Furthermore, all claims made in the request allow us to consider that the ulterior motive of the request for intervention filed by a third-party (in this case, CILFA) is to delay the court proceeding as much as possible, which shall have a direct impact as from when would the patentee be in a position to enforce its rights. If we add the delay in the administrative proceeding to the length of a lawsuit that might potentially be escalated up to the Supreme Court of Justice, by the time in which the final decision was entered, the highest odds is that the 20-year term shall have already lapsed or –in the best of scenarios– only a few years would be remaining.

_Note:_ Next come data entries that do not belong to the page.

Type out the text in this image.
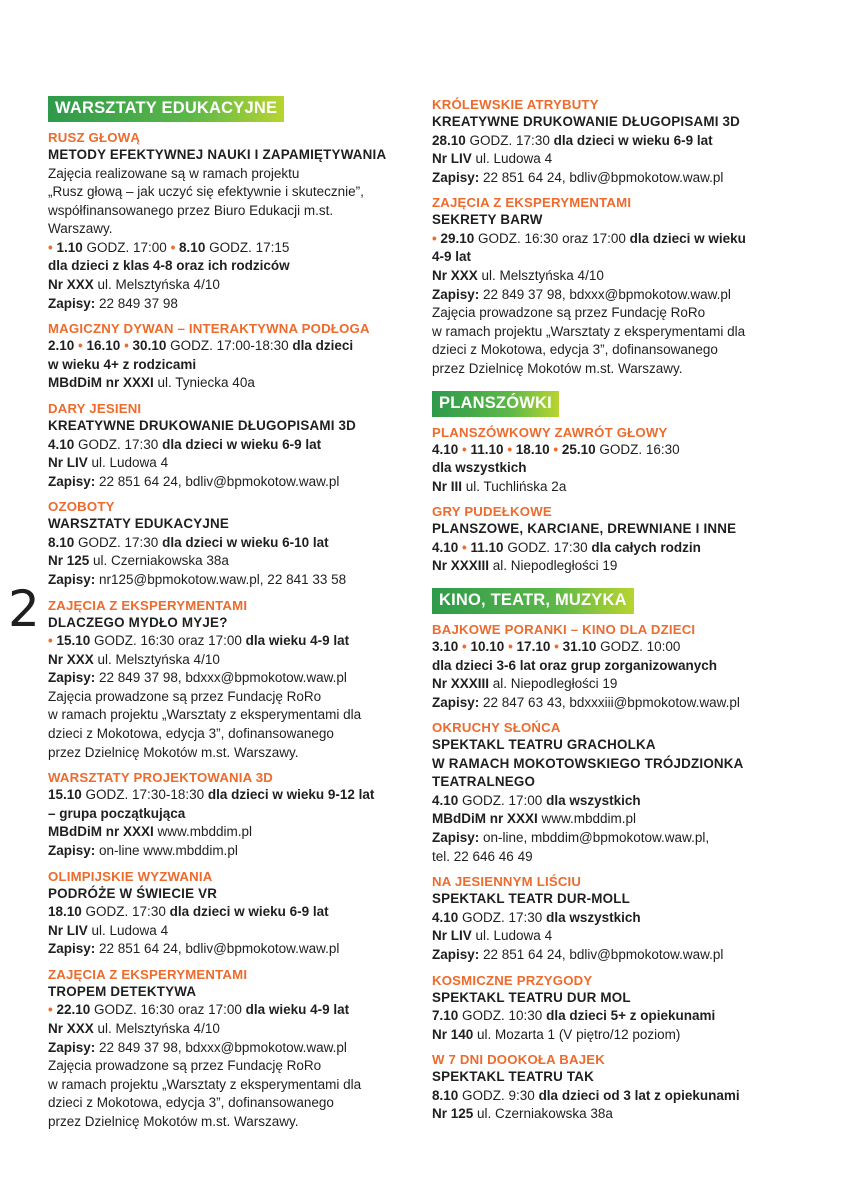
WARSZTATY EDUKACYJNE
RUSZ GŁOWĄ
METODY EFEKTYWNEJ NAUKI I ZAPAMIĘTYWANIA
Zajęcia realizowane są w ramach projektu
„Rusz głową – jak uczyć się efektywnie i skutecznie”,
współfinansowanego przez Biuro Edukacji m.st.
Warszawy.
• 1.10 GODZ. 17:00 • 8.10 GODZ. 17:15
dla dzieci z klas 4-8 oraz ich rodziców
Nr XXX ul. Melsztyńska 4/10
Zapisy: 22 849 37 98
MAGICZNY DYWAN – INTERAKTYWNA PODŁOGA
2.10 • 16.10 • 30.10 GODZ. 17:00-18:30 dla dzieci
w wieku 4+ z rodzicami
MBdDiM nr XXXI ul. Tyniecka 40a
DARY JESIENI
KREATYWNE DRUKOWANIE DŁUGOPISAMI 3D
4.10 GODZ. 17:30 dla dzieci w wieku 6-9 lat
Nr LIV ul. Ludowa 4
Zapisy: 22 851 64 24, bdliv@bpmokotow.waw.pl
OZOBOTY
WARSZTATY EDUKACYJNE
8.10 GODZ. 17:30 dla dzieci w wieku 6-10 lat
Nr 125 ul. Czerniakowska 38a
Zapisy: nr125@bpmokotow.waw.pl, 22 841 33 58
ZAJĘCIA Z EKSPERYMENTAMI
DLACZEGO MYDŁO MYJE?
• 15.10 GODZ. 16:30 oraz 17:00 dla wieku 4-9 lat
Nr XXX ul. Melsztyńska 4/10
Zapisy: 22 849 37 98, bdxxx@bpmokotow.waw.pl
Zajęcia prowadzone są przez Fundację RoRo
w ramach projektu „Warsztaty z eksperymentami dla
dzieci z Mokotowa, edycja 3”, dofinansowanego
przez Dzielnicę Mokotów m.st. Warszawy.
WARSZTATY PROJEKTOWANIA 3D
15.10 GODZ. 17:30-18:30 dla dzieci w wieku 9-12 lat
– grupa początkująca
MBdDiM nr XXXI www.mbddim.pl
Zapisy: on-line www.mbddim.pl
OLIMPIJSKIE WYZWANIA
PODRÓŻE W ŚWIECIE VR
18.10 GODZ. 17:30 dla dzieci w wieku 6-9 lat
Nr LIV ul. Ludowa 4
Zapisy: 22 851 64 24, bdliv@bpmokotow.waw.pl
ZAJĘCIA Z EKSPERYMENTAMI
TROPEM DETEKTYWA
• 22.10 GODZ. 16:30 oraz 17:00 dla wieku 4-9 lat
Nr XXX ul. Melsztyńska 4/10
Zapisy: 22 849 37 98, bdxxx@bpmokotow.waw.pl
Zajęcia prowadzone są przez Fundację RoRo
w ramach projektu „Warsztaty z eksperymentami dla
dzieci z Mokotowa, edycja 3”, dofinansowanego
przez Dzielnicę Mokotów m.st. Warszawy.
KRÓLEWSKIE ATRYBUTY
KREATYWNE DRUKOWANIE DŁUGOPISAMI 3D
28.10 GODZ. 17:30 dla dzieci w wieku 6-9 lat
Nr LIV ul. Ludowa 4
Zapisy: 22 851 64 24, bdliv@bpmokotow.waw.pl
ZAJĘCIA Z EKSPERYMENTAMI
SEKRETY BARW
• 29.10 GODZ. 16:30 oraz 17:00 dla dzieci w wieku
4-9 lat
Nr XXX ul. Melsztyńska 4/10
Zapisy: 22 849 37 98, bdxxx@bpmokotow.waw.pl
Zajęcia prowadzone są przez Fundację RoRo
w ramach projektu „Warsztaty z eksperymentami dla
dzieci z Mokotowa, edycja 3”, dofinansowanego
przez Dzielnicę Mokotów m.st. Warszawy.
PLANSZÓWKI
PLANSZÓWKOWY ZAWRÓT GŁOWY
4.10 • 11.10 • 18.10 • 25.10 GODZ. 16:30
dla wszystkich
Nr III ul. Tuchlińska 2a
GRY PUDEŁKOWE
PLANSZOWE, KARCIANE, DREWNIANE I INNE
4.10 • 11.10 GODZ. 17:30 dla całych rodzin
Nr XXXIII al. Niepodległości 19
KINO, TEATR, MUZYKA
BAJKOWE PORANKI – KINO DLA DZIECI
3.10 • 10.10 • 17.10 • 31.10 GODZ. 10:00
dla dzieci 3-6 lat oraz grup zorganizowanych
Nr XXXIII al. Niepodległości 19
Zapisy: 22 847 63 43, bdxxxiii@bpmokotow.waw.pl
OKRUCHY SŁOŃCA
SPEKTAKL TEATRU GRACHOLKA
W RAMACH MOKOTOWSKIEGO TRÓJDZIONKA
TEATRALNEGO
4.10 GODZ. 17:00 dla wszystkich
MBdDiM nr XXXI www.mbddim.pl
Zapisy: on-line, mbddim@bpmokotow.waw.pl,
tel. 22 646 46 49
NA JESIENNYM LIŚCIU
SPEKTAKL TEATR DUR-MOLL
4.10 GODZ. 17:30 dla wszystkich
Nr LIV ul. Ludowa 4
Zapisy: 22 851 64 24, bdliv@bpmokotow.waw.pl
KOSMICZNE PRZYGODY
SPEKTAKL TEATRU DUR MOL
7.10 GODZ. 10:30 dla dzieci 5+ z opiekunami
Nr 140 ul. Mozarta 1 (V piętro/12 poziom)
W 7 DNI DOOKOŁA BAJEK
SPEKTAKL TEATRU TAK
8.10 GODZ. 9:30 dla dzieci od 3 lat z opiekunami
Nr 125 ul. Czerniakowska 38a
2
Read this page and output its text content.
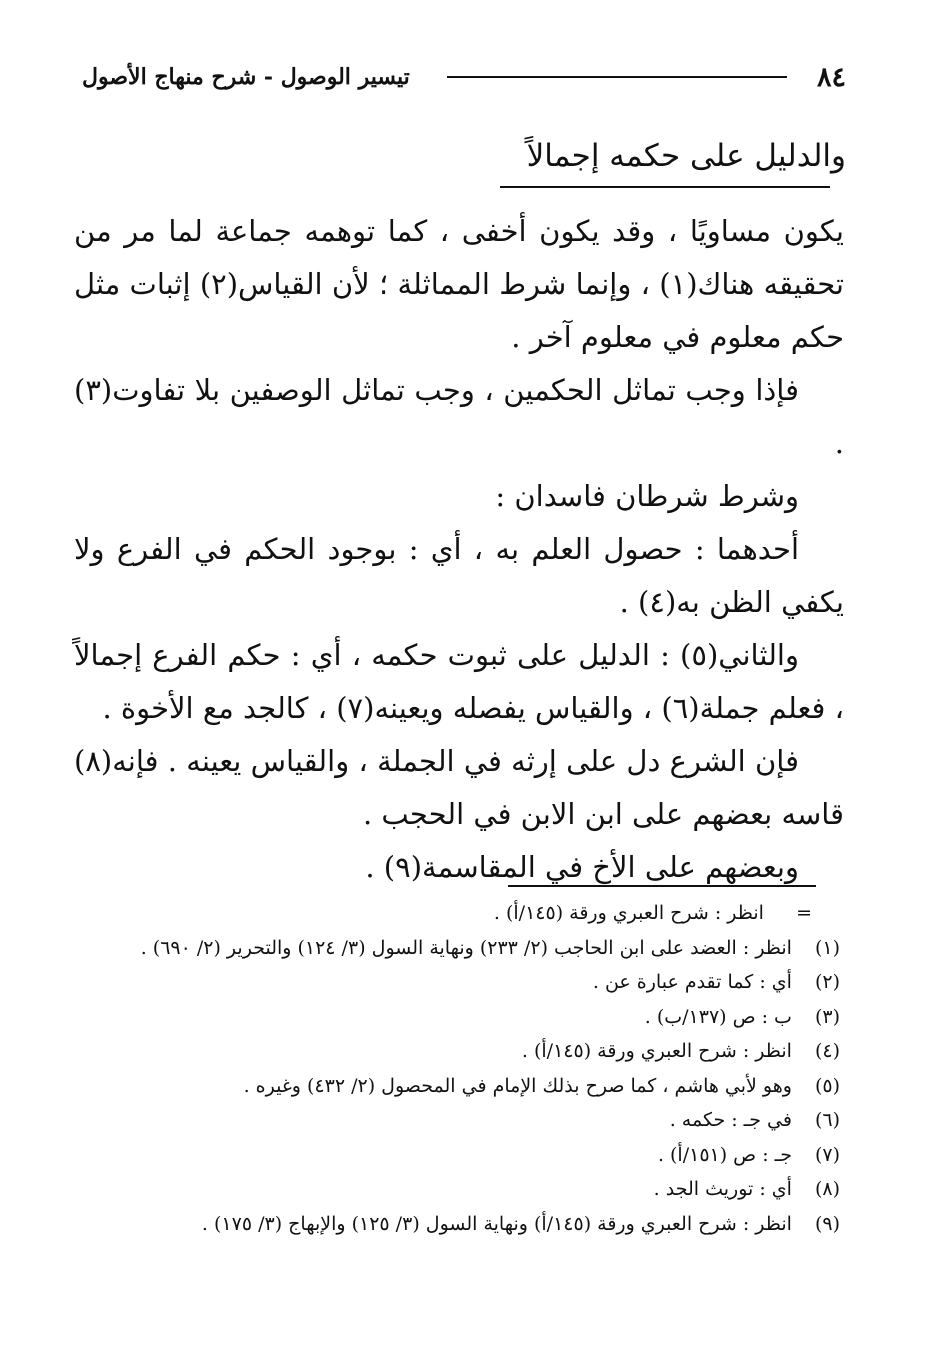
٨٤
تيسير الوصول - شرح منهاج الأصول
والدليل على حكمه إجمالاً

يكون مساويًا ، وقد يكون أخفى ، كما توهمه جماعة لما مر من تحقيقه هناك(١) ، وإنما شرط المماثلة ؛ لأن القياس(٢) إثبات مثل حكم معلوم في معلوم آخر .

فإذا وجب تماثل الحكمين ، وجب تماثل الوصفين بلا تفاوت(٣) .

وشرط شرطان فاسدان :

أحدهما : حصول العلم به ، أي : بوجود الحكم في الفرع ولا يكفي الظن به(٤) .

والثاني(٥) : الدليل على ثبوت حكمه ، أي : حكم الفرع إجمالاً ، فعلم جملة(٦) ، والقياس يفصله ويعينه(٧) ، كالجد مع الأخوة .

فإن الشرع دل على إرثه في الجملة ، والقياس يعينه . فإنه(٨) قاسه بعضهم على ابن الابن في الحجب .

وبعضهم على الأخ في المقاسمة(٩) .

= انظر : شرح العبري ورقة (١٤٥/أ) .
(١) انظر : العضد على ابن الحاجب (٢/ ٢٣٣) ونهاية السول (٣/ ١٢٤) والتحرير (٢/ ٦٩٠) .
(٢) أي : كما تقدم عبارة عن .
(٣) ب : ص (١٣٧/ب) .
(٤) انظر : شرح العبري ورقة (١٤٥/أ) .
(٥) وهو لأبي هاشم ، كما صرح بذلك الإمام في المحصول (٢/ ٤٣٢) وغيره .
(٦) في جـ : حكمه .
(٧) جـ : ص (١٥١/أ) .
(٨) أي : توريث الجد .
(٩) انظر : شرح العبري ورقة (١٤٥/أ) ونهاية السول (٣/ ١٢٥) والإبهاج (٣/ ١٧٥) .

In a case that was recently decided by the Argentine Supreme Court (Monsanto Technology LLC vs National Institute of Industrial Property – decision of April 16, 2019), following an appeal against a decision of INPI rejecting a patent application, the Argentine Supreme Court decided that it had no say in the appeal filed by the Plaintiff on the ground that the maximum duration of the patent had long lapsed. In other words, the criterion of our Supreme Court suggests that –if by the time that a decision ought to be entered in the case, the 20-year term from filing date had already lapsed– no decision whatsoever would be entered. If such was the case in a lawsuit without the intervention of a third-party, it is not difficult to imagine how long a lawsuit in which such intervention was admitted could take.
Finally, it would not come as a surprise if CILFA asks to intervene in patent infringement cases where a “generic” company is named as a defendant.